I'd just like to throw out some ideas that would make this next story a lot better. They wouldn't be rules, just general guidelines that usually help.
1. Try to focus on one character at a time. I noticed a lot of people tried to overreach in Red Bat. There would be a single paragraph on Gabriel, then that segment would stop, and we'd be on the Rival in another location. Try to give each character group a couple of paragraphs. Write from the perspective of those in the same place for more than one paragraph at a time. You might not get to write about the person you want to all the time, but Red Bat jumped around to the point where people were just throwing in random twists.
2. Give other writers a lead-in. Try not to end your paragraph at a cold spot. In Red Bat there would be pauses, like right before Rose somehow got captured. Don't just say the main character needs to investigate, tell us where he/she plans to start looking. If the next writer knows where you're headed with the story, even if he/she jumps around, they'll be jumping in the right direction.
My Suggested Character
I'd like to throw in a villain later in the story. This character would be a monk, trained to stop violence and diffuse situations around the world. He is known by others as a very intelligent man, someone always in thought. He's always considering ways to prevent conflict - always picturing in his head what actions the people around him will take next.

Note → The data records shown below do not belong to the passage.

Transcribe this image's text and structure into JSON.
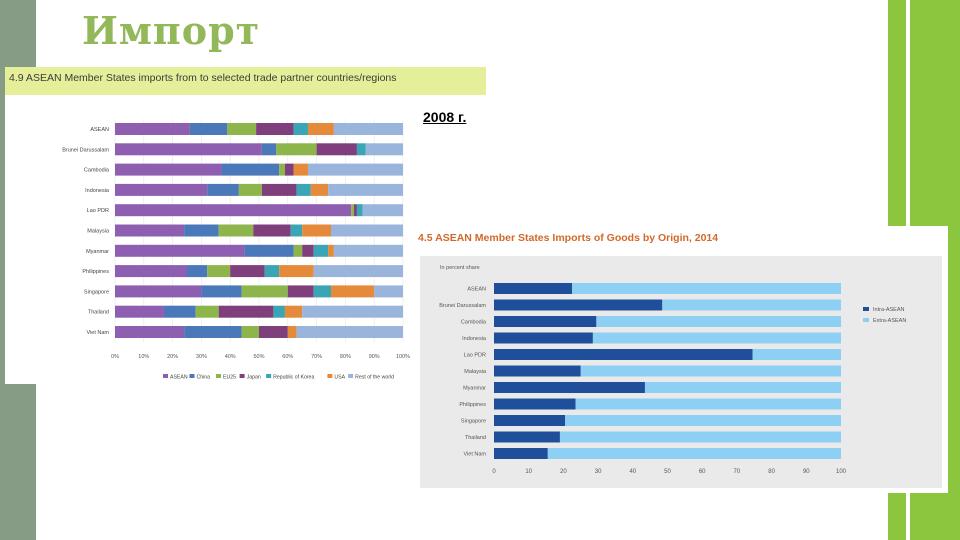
{
  "slide": {
    "title": "Импорт",
    "year_label": "2008 г."
  },
  "colors": {
    "left_bar": "#869c84",
    "right_bar": "#8cc63f",
    "title": "#92b85a"
  },
  "chart_data": [
    {
      "type": "bar",
      "stacked": true,
      "orientation": "horizontal",
      "title": "4.9 ASEAN Member States imports from to selected trade partner countries/regions",
      "categories": [
        "ASEAN",
        "Brunei Darussalam",
        "Cambodia",
        "Indonesia",
        "Lao PDR",
        "Malaysia",
        "Myanmar",
        "Philippines",
        "Singapore",
        "Thailand",
        "Viet Nam"
      ],
      "series": [
        {
          "name": "ASEAN",
          "color": "#8e5fb1",
          "values": [
            26,
            51,
            37,
            32,
            82,
            24,
            45,
            25,
            30,
            17,
            24
          ]
        },
        {
          "name": "China",
          "color": "#4a78b8",
          "values": [
            13,
            5,
            20,
            11,
            0,
            12,
            17,
            7,
            14,
            11,
            20
          ]
        },
        {
          "name": "EU25",
          "color": "#8db54c",
          "values": [
            10,
            14,
            2,
            8,
            1,
            12,
            3,
            8,
            16,
            8,
            6
          ]
        },
        {
          "name": "Japan",
          "color": "#7f3f7c",
          "values": [
            13,
            14,
            3,
            12,
            1,
            13,
            4,
            12,
            9,
            19,
            10
          ]
        },
        {
          "name": "Republic of Korea",
          "color": "#3aa5b5",
          "values": [
            5,
            3,
            0,
            5,
            2,
            4,
            5,
            5,
            6,
            4,
            0
          ]
        },
        {
          "name": "USA",
          "color": "#e48a3a",
          "values": [
            9,
            0,
            5,
            6,
            0,
            10,
            2,
            12,
            15,
            6,
            3
          ]
        },
        {
          "name": "Rest of the world",
          "color": "#9ab5dc",
          "values": [
            24,
            13,
            33,
            26,
            14,
            25,
            24,
            31,
            10,
            35,
            37
          ]
        }
      ],
      "x_ticks": [
        "0%",
        "10%",
        "20%",
        "30%",
        "40%",
        "50%",
        "60%",
        "70%",
        "80%",
        "90%",
        "100%"
      ],
      "xlim": [
        0,
        100
      ]
    },
    {
      "type": "bar",
      "stacked": true,
      "orientation": "horizontal",
      "title": "4.5 ASEAN Member States Imports of Goods by Origin, 2014",
      "subtitle": "In percent share",
      "categories": [
        "ASEAN",
        "Brunei Darussalam",
        "Cambodia",
        "Indonesia",
        "Lao PDR",
        "Malaysia",
        "Myanmar",
        "Philippines",
        "Singapore",
        "Thailand",
        "Viet Nam"
      ],
      "series": [
        {
          "name": "Intra-ASEAN",
          "color": "#1f4e9a",
          "values": [
            22.5,
            48.5,
            29.5,
            28.5,
            74.5,
            25,
            43.5,
            23.5,
            20.5,
            19,
            15.5
          ]
        },
        {
          "name": "Extra-ASEAN",
          "color": "#8ecff4",
          "values": [
            77.5,
            51.5,
            70.5,
            71.5,
            25.5,
            75,
            56.5,
            76.5,
            79.5,
            81,
            84.5
          ]
        }
      ],
      "x_ticks": [
        "0",
        "10",
        "20",
        "30",
        "40",
        "50",
        "60",
        "70",
        "80",
        "90",
        "100"
      ],
      "xlim": [
        0,
        100
      ]
    }
  ]
}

Sometimes, through meditation, those images become almost lifelike.
After a triggered event (an accident related to the main characters or Khopesh), many lives are lost. He goes into deep meditation, trying to figure out what he could have done to prevent it. He reaches a state of enlightenment, and afterwards he can see hallucinations of people, doing things they haven't done yet, saying things they haven't yet said. It drives him mad, ten people would turn into a hundred, walking down the street, or sitting at a corner. He is seen as a mad man, and he can't turn his ability off. The monk realizes the only way to stop the images, is to get rid of the "variables" around him. He becomes dangerous, especially to the main character, who's actions are never predetermined.
I don't know if or when I'd introduce him, but it would be later in the story, after the main characters are fleshed out. The pseudo-future sight would come in handy for lead-ins, and frankly I just think it's awesome.